A textbook Fisher-Yates (Knuth) shuffle. Starting from the last element and working toward index 1, a uniform random index j in [0, i+1) is chosen and x[i] is swapped with x[j]. Because _randbelow is unbiased every permutation is equally likely. The Python 2 variant that accepted a custom RNG function (random=) was removed in 3.11; callers that need a seeded shuffle should pass a Random instance and call instance.shuffle(x) directly.

gauss polar form Box-Muller transform (lines 471 to 620)
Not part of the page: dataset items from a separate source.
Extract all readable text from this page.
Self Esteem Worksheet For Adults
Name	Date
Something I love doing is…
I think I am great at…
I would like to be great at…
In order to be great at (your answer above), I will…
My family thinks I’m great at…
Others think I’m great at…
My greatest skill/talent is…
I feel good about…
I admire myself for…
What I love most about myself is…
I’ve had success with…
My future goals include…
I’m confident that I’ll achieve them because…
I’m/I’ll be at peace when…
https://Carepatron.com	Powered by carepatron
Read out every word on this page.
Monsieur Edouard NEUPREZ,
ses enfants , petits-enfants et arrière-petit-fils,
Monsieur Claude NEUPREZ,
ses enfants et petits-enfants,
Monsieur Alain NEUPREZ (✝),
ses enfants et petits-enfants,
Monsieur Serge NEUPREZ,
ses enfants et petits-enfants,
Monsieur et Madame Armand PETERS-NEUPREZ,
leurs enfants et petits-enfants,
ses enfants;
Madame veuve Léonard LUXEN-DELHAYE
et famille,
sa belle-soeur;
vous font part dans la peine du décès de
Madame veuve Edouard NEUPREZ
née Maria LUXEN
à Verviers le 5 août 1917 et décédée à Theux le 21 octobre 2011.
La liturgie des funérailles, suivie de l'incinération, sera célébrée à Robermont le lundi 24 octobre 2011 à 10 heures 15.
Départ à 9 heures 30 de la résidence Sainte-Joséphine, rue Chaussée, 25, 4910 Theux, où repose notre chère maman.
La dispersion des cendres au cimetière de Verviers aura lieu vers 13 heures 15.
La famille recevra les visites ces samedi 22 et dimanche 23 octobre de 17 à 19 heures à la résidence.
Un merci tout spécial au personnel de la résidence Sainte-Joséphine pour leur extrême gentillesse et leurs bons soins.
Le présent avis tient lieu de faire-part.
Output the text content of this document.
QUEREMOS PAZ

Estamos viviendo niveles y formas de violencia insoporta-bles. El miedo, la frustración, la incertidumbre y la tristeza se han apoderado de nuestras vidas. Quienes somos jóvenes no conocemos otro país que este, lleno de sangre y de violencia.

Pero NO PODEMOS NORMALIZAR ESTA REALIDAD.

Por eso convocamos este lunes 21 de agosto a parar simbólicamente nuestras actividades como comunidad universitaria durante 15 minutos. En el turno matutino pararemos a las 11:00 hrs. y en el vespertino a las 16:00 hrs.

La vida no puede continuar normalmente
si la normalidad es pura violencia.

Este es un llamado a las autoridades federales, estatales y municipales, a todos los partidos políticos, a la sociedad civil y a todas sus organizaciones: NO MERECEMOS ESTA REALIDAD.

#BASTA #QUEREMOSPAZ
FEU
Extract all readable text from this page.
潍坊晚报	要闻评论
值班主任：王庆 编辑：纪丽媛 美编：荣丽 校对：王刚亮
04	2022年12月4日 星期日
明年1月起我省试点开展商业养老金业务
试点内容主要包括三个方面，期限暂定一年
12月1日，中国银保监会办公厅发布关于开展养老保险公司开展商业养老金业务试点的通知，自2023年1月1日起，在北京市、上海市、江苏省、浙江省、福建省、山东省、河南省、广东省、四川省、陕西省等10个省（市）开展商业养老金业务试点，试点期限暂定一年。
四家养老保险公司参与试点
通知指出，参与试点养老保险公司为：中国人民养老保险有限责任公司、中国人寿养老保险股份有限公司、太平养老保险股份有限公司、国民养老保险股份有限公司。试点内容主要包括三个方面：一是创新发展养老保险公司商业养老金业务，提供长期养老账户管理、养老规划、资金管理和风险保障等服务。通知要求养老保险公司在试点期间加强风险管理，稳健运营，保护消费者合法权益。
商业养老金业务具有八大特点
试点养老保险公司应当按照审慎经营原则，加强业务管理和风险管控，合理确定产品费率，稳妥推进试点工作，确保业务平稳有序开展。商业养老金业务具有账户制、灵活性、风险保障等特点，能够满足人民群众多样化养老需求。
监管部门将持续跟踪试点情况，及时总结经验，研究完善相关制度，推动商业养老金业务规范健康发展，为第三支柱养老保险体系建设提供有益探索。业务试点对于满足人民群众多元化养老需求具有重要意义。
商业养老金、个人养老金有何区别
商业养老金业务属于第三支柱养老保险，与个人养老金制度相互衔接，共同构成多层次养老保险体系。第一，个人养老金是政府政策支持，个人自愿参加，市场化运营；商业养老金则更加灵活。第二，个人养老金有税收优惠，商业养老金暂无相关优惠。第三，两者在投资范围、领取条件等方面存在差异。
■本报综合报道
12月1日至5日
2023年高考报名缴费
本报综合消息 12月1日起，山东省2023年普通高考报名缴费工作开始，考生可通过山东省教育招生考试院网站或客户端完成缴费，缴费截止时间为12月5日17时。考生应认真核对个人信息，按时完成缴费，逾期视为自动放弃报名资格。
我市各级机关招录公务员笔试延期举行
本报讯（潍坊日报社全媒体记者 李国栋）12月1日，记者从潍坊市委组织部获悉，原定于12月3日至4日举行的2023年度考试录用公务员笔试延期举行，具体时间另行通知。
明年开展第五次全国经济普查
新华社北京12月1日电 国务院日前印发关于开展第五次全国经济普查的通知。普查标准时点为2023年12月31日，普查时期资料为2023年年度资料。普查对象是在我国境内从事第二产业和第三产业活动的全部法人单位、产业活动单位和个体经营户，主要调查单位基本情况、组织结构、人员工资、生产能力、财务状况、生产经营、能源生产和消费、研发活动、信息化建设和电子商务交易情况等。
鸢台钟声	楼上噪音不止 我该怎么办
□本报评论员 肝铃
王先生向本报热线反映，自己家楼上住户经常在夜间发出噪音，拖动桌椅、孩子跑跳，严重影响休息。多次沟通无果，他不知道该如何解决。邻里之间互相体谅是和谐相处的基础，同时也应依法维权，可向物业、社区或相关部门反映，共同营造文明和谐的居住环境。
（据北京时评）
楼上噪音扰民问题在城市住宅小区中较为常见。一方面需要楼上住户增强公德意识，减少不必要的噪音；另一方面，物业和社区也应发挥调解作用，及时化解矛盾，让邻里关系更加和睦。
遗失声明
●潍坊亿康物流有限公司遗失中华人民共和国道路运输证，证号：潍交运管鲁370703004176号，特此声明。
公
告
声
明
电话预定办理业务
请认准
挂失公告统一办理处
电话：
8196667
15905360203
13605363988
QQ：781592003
cpython 3.14 @ ab2d84fe1023/Lib/random.py#L471-620 ↗

def gauss(self, mu=0.0, sigma=1.0):
    """Gaussian distribution.

    mu is the mean, and sigma is the standard deviation.
    """
    # Uses Kinderman and Monahan method.
    # Reference: Kinderman, A.J. and Monahan, J.F., "Computer
    # generation of random variables using the ratio of uniform deviates",
    # ACM Trans Math Software, 3(3), pp257-260, 1977.
    random = self.random
    z = self.gauss_next
    self.gauss_next = None
    if z is None:
        x2pi = random() * TWOPI
        g2rad = _sqrt(-2.0 * _log(1.0 - random()))
        z = _cos(x2pi) * g2rad
        self.gauss_next = _sin(x2pi) * g2rad
    return mu + z * sigma

The polar form of the Box-Muller transform generates two independent standard-normal samples from two uniform random values. One sample is returned immediately; the other is stored in self.gauss_next and consumed on the next call. This halves the number of calls to random() and avoids the rejection loop of the true polar method. The gauss_next cache means gauss is not thread-safe; use normalvariate for thread-safe normal-distribution sampling (it pays the rejection loop cost instead).